Dissonance on a hot afternoon
Published 12:04 pm Tuesday, September 9, 2014
They just had to tune the TV to the cable news blower. They just HAD to. And I have at least two hours for these mechanics to stop the horrible rattling in that clunker of mine. Mickey Rourke had it right enough in “Sin City” — modern-day cars do look like electric shavers. But the shavers last longer.
I’m lounging in the waiting area next to two young, black females and an equally young white couple as the talking heads paint the picture — another American beheaded in Iraq, racial strife in the heartland over a cop and a kid. I don’t want to be sitting here. Ah, a video game. That’s what I’ll do. Mobile technology comes in handy after all.
I’m taking out little stones left and right in something called Sphlinx. It’s a benign enough diversion as I wait for the inevitable snickers and awkward glances from my sofa mates. The heads on the TV are bobbing about the latest noggin claimed by this latest bunch of Middle East crazies. ISIS, ISIL, Islamic State…as Eli Wallach said in the third installment of the Dollars Trilogy, “it’s all the same to me, my friend.” When I feel unloved and left out, I listen to depressing music. I don’t defect to the desert and cut folks’ heads off.
I was in high school in a time when a man named Duke wanted to turn my home state into a blow-dried version of the Third Reich. “Vote for the crook — it’s important” was a phrase I remember. The crook won, thank goodness. Point is, my heart gets jumpy when I’m around people who can’t see through the lips on the talking heads. Footage rolls of counter-protests in support of the white cop in Ferguson, Mo. who shot the black teenager as I catch a quick glance of the kids’ blissful ignorance of what’s going on. I hope the silence continues. Neophytes, all of them.
Kids on their phones, too. Talking, texting…it’s all the same to me. Distraction takes many forms in the virtual world created by your phone. Then I heard what they said. My nerves actually calmed once I gathered what was important to them.

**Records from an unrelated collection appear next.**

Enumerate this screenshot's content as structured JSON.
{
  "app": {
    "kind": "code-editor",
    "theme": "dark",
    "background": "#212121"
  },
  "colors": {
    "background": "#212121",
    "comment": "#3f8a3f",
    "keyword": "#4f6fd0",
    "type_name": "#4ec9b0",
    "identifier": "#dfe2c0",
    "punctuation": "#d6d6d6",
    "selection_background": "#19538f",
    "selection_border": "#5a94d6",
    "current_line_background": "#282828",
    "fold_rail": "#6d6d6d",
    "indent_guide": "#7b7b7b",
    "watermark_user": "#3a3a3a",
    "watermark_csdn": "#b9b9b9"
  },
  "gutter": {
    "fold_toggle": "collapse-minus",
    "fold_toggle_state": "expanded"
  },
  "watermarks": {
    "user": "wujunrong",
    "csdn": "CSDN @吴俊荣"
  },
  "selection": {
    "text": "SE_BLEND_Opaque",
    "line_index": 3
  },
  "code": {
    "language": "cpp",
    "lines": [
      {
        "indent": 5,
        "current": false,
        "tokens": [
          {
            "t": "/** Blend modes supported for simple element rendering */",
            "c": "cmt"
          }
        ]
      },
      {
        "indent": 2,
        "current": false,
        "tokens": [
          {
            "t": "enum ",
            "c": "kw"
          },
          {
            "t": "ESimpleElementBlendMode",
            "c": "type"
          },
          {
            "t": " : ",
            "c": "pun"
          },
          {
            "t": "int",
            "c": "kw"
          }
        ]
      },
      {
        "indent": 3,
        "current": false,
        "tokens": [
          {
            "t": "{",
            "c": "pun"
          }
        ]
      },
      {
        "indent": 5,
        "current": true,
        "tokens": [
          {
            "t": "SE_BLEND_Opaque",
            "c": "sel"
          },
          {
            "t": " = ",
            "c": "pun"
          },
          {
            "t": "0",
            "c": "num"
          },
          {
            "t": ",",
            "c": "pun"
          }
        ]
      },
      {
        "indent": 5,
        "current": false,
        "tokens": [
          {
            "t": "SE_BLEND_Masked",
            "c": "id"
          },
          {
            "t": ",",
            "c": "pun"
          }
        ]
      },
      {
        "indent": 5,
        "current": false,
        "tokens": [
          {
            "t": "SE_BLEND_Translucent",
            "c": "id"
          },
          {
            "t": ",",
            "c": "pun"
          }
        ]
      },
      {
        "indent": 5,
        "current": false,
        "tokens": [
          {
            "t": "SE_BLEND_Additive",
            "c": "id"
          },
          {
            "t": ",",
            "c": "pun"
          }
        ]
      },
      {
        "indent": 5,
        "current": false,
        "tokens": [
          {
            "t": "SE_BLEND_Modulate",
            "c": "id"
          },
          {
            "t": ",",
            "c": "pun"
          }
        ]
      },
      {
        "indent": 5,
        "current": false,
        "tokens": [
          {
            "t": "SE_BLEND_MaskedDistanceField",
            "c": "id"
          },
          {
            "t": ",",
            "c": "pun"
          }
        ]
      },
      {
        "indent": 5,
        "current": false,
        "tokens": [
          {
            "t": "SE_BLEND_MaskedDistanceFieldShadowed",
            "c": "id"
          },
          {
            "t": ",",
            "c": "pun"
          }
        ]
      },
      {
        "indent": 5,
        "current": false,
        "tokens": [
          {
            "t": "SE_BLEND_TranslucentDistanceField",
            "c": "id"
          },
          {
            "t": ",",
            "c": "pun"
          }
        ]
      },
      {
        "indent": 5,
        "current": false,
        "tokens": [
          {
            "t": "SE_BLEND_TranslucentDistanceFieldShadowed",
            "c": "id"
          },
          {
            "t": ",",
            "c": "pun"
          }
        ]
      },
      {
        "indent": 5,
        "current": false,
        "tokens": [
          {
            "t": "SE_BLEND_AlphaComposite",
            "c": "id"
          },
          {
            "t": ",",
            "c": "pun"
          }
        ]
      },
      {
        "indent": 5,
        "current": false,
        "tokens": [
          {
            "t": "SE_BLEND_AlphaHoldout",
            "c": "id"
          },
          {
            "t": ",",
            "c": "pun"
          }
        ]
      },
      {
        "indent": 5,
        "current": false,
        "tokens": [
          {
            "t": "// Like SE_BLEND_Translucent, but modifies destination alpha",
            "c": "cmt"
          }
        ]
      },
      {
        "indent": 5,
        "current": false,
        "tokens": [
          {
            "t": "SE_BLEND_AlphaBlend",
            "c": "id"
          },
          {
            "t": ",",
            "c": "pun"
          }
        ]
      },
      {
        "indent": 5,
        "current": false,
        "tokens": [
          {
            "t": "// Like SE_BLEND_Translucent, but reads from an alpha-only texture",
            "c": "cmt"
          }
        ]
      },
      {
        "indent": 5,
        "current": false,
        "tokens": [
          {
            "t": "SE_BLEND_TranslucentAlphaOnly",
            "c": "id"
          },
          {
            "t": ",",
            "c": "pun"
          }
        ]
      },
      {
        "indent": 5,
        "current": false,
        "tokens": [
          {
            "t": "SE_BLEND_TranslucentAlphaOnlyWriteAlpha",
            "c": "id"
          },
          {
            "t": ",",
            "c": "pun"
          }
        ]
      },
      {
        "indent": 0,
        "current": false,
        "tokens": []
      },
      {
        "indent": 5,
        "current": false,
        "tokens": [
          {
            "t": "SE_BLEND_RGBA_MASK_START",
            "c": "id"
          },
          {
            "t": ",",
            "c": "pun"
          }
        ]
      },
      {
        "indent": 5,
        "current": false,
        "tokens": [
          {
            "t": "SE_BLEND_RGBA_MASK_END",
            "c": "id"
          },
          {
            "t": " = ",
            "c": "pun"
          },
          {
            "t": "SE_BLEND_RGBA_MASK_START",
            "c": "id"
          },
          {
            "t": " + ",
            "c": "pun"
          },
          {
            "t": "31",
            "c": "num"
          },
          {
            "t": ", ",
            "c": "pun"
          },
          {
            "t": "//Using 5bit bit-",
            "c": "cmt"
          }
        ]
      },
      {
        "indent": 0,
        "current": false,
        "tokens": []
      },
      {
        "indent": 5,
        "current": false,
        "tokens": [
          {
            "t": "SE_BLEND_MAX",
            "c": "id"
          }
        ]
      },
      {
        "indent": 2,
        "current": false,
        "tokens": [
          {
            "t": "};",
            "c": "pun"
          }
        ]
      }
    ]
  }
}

“Girl, you gon’ bring dat 1800, right? We gon’ git turned up tonight!” I’ve gathered that “turned up” in these kids’ world simply means consuming copious amounts of alcohol and posting evidence of it online. The couple whispers something about their car, their next tattoo, some picture of a cat online, something less important than the world coming apart on the television screen.
I reach level 7 on my mobile diversion when I hear my car’s ready. New wheel bearing. Couple hundred bucks. It’s ok. I’d rather not have the wheel fall off on the way to my vacation spot. Car notes? Don’t need them right now. I’m relieved I wasn’t pulled into a debate about patriotism or race by total strangers.
But I’m a thinker. When the thoughts get too deep, I realize I’m poorer for not knowing what these children, these two-legged satellites of their handheld devices think about the worst of human depravity. My score on Sphlinx is something of a reminder. I had the phone in my hand, too.
Maybe I wasn’t the only one trying to escape.